I don’t need a bookmark. I can remember the page number by folding the corner.
My studying style is a combination of “last-minute panic” and “caffeine-fueled cramming.
I asked the math teacher what his favorite type of music was. He said “algebraic” because it has its ‘equations.’
I’m not a control freak, but I just really like being in charge of the TV remote during study breaks.
My teacher says I have a bright future ahead. I guess I should stop wearing sunglasses indoors.
The best way to appreciate school is to have a good lunch break strategy.
Student Puns
What do you call a horse that can’t do simple math? A neigh-sayer.
I’m reading a book on anti-gravity. It’s impossible to put down.
I failed my geometry test on angles. It was acute disappointment.
I was studying for my history test, but it felt like everything was just water under the bridge.
What do you call a fake noodle? An impasta.
Why do they never serve beer at a math party? Because you can’t drink and derive.
The teacher confiscated my phone today. I guess I just don’t have a “cell” for learning.
Why did the student break up with their math tutor? They said it just wasn’t adding up.
I got a job as a professional cuddler, but I got tired of it because it was just a massive hug-scam.
Why did the banana go to the doctor? It wasn’t peeling well.
I failed my biology exam. There were too many fungi answers.
Some students don’t like math, but I think it’s a “fraction” of my daily life.
Why did the music teacher need a ladder? To reach the high notes.
What did the grape say when it got stepped on? It let out a little wine.
My teacher told me I had to stop acting like a flamingo. I had to put my foot down.
I’m trying to learn sign language but it’s really hard to get a grip on it.
I was going to tell a joke about chemistry, but I didn’t think it would get a good reaction.
When the frozen yogurt machine at the school cafeteria broke down, it was pretty “dessert-ifying”.
Why are ghosts bad liars? Because they’re easy to see through.
The school piano sounds a little off-tune lately. It’s been needing a rest.
Short Student Jokes
I asked the teacher if I could be excused from class. She said, “Why?” I replied, “No reason, I just want to leave.”
Why did the student take a pencil to bed? To draw their dreams.
I asked my math teacher if I could borrow a pen. She replied, “Sine me up for that!”
Which school supply is always tired? The nap-kin.
Why did the student bring a ladder to school? For high-level thinking.
What’s a student’s favorite type of shoe?
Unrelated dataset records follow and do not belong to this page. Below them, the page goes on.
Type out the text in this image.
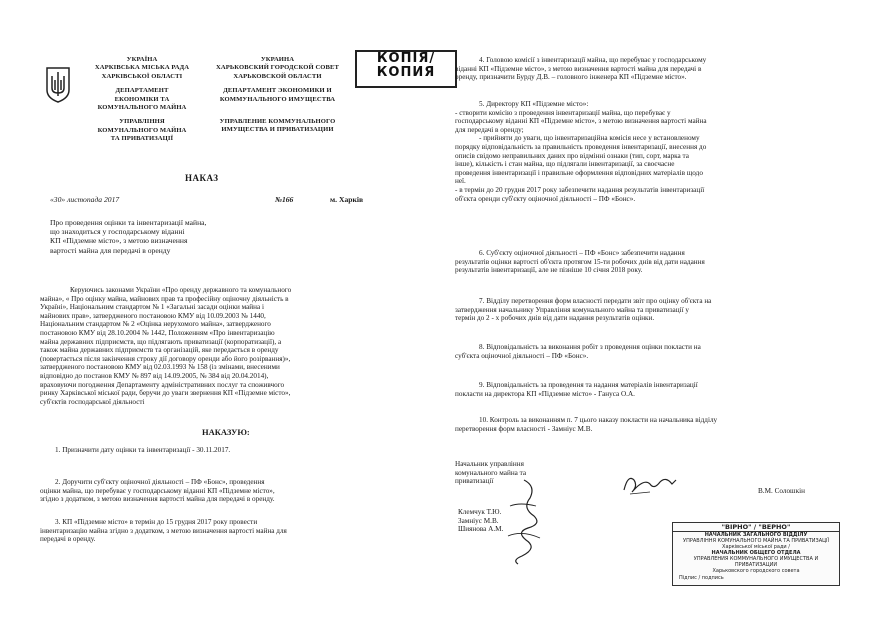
УКРАЇНА
ХАРКІВСЬКА МІСЬКА РАДА
ХАРКІВСЬКОЇ ОБЛАСТІ
ДЕПАРТАМЕНТ
ЕКОНОМІКИ ТА
КОМУНАЛЬНОГО МАЙНА
УПРАВЛІННЯ
КОМУНАЛЬНОГО МАЙНА
ТА ПРИВАТИЗАЦІЇ
УКРАИНА
ХАРЬКОВСКИЙ ГОРОДСКОЙ СОВЕТ
ХАРЬКОВСКОЙ ОБЛАСТИ
ДЕПАРТАМЕНТ ЭКОНОМИКИ И
КОММУНАЛЬНОГО ИМУЩЕСТВА
УПРАВЛЕНИЕ КОММУНАЛЬНОГО
ИМУЩЕСТВА И ПРИВАТИЗАЦИИ
КОПІЯ/
КОПИЯ
НАКАЗ
«30» листопада 2017	№166	м. Харків
Про проведення оцінки та інвентаризації майна,
що знаходиться у господарському віданні
КП «Підземне місто», з метою визначення
вартості майна для передачі в оренду
Керуючись законами України «Про оренду державного та комунального
майна», « Про оцінку майна, майнових прав та професійну оціночну діяльність в
Україні», Національним стандартом № 1 «Загальні засади оцінки майна і
майнових прав», затвердженого постановою КМУ від 10.09.2003 № 1440,
Національним стандартом № 2 «Оцінка нерухомого майна», затвердженого
постановою КМУ від 28.10.2004 № 1442, Положенням «Про інвентаризацію
майна державних підприємств, що підлягають приватизації (корпоратизації), а
також майна державних підприємств та організацій, яке передається в оренду
(повертається після закінчення строку дії договору оренди або його розірвання)»,
затвердженого постановою КМУ від 02.03.1993 № 158 (із змінами, внесеними
відповідно до постанов КМУ № 897 від 14.09.2005, № 384 від 20.04.2014),
враховуючи погодження Департаменту адміністративних послуг та споживчого
ринку Харківської міської ради, беручи до уваги звернення КП «Підземне місто»,
суб'єктів господарської діяльності
НАКАЗУЮ:
1. Призначити дату оцінки та інвентаризації - 30.11.2017.
2. Доручити суб'єкту оціночної діяльності – ПФ «Бонс», проведення
оцінки майна, що перебуває у господарському віданні КП «Підземне місто»,
згідно з додатком, з метою визначення вартості майна для передачі в оренду.
3. КП «Підземне місто» в термін до 15 грудня 2017 року провести
інвентаризацію майна згідно з додатком, з метою визначення вартості майна для
передачі в оренду.
4. Головою комісії з інвентаризації майна, що перебуває у господарському
віданні КП «Підземне місто», з метою визначення вартості майна для передачі в
оренду, призначити Бурду Д.В. – головного інженера КП «Підземне місто».
5. Директору КП «Підземне місто»:
- створити комісію з проведення інвентаризації майна, що перебуває у
господарському віданні КП «Підземне місто», з метою визначення вартості майна
для передачі в оренду;
- прийняти до уваги, що інвентаризаційна комісія несе у встановленому
порядку відповідальність за правильність проведення інвентаризації, внесення до
описів свідомо неправильних даних про відмінні ознаки (тип, сорт, марка та
інше), кількість і стан майна, що підлягали інвентаризації, за своєчасне
проведення інвентаризації і правильне оформлення відповідних матеріалів щодо
неї.
- в термін до 20 грудня 2017 року забезпечити надання результатів інвентаризації
об'єкта оренди суб'єкту оціночної діяльності – ПФ «Бонс».
6. Суб'єкту оціночної діяльності – ПФ «Бонс» забезпечити надання
результатів оцінки вартості об'єкта протягом 15-ти робочих днів від дати надання
результатів інвентаризації, але не пізніше 10 січня 2018 року.
7. Відділу перетворення форм власності передати звіт про оцінку об'єкта на
затвердження начальнику Управління комунального майна та приватизації у
термін до 2 - х робочих днів від дати надання результатів оцінки.
8. Відповідальність за виконання робіт з проведення оцінки покласти на
суб'єкта оціночної діяльності – ПФ «Бонс».
9. Відповідальність за проведення та надання матеріалів інвентаризації
покласти на директора КП «Підземне місто» - Гануса О.А.
10. Контроль за виконанням п. 7 цього наказу покласти на начальника відділу
перетворення форм власності - Замніус М.В.
Начальник управління
комунального майна та
приватизації
В.М. Солошкін
Клемчук Т.Ю.
Замніус М.В.
Шиянова А.М.	"ВІРНО" / "ВЕРНО"
НАЧАЛЬНИК ЗАГАЛЬНОГО ВІДДІЛУ
УПРАВЛІННЯ КОМУНАЛЬНОГО МАЙНА ТА ПРИВАТИЗАЦІЇ
Харківської міської ради /
НАЧАЛЬНИК ОБЩЕГО ОТДЕЛА
УПРАВЛЕНИЯ КОММУНАЛЬНОГО ИМУЩЕСТВА И ПРИВАТИЗАЦИИ
Харьковского городского совета
Підпис / подпись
Skip-flops for skipping classes.
Did you hear about the student who fell asleep during history class? They got in trouble for rewriting history with a nap.
What do you call a student who doesn’t share their pencil? A pencilfisher.
Why don’t some students study in the dark? Because then they can’t highlight anything.
What did the student say when their pencil was running low on lead? “I need to pencil-in a refill.”
Why did the notebook go for a walk? To exercise its rights as a writing utensil.
Why did the student bring a dictionary to the gym? To “look up” some exercise routines.
Why did the student eat their homework? Their dog didn’t show up for snack time.
What do you call a student who tells bad jokes? A class clown-derachiever.
Why did the student bring a sponge to school? To soak up all the knowledge.
What type of music do students listen to while studying? Con-scentrations music.
Why did the teacher wear sunglasses during the online class? Because their students were “blinding” them with their brilliance.
What did the math book say to the history book? “I’ve got problems, but you’ve got too many dates.”
Why did the student put their report card through the shredder? To turn their grades into confetti.
How did the student feel when they solved a difficult equation? Absolutely brilliant, like a math magician.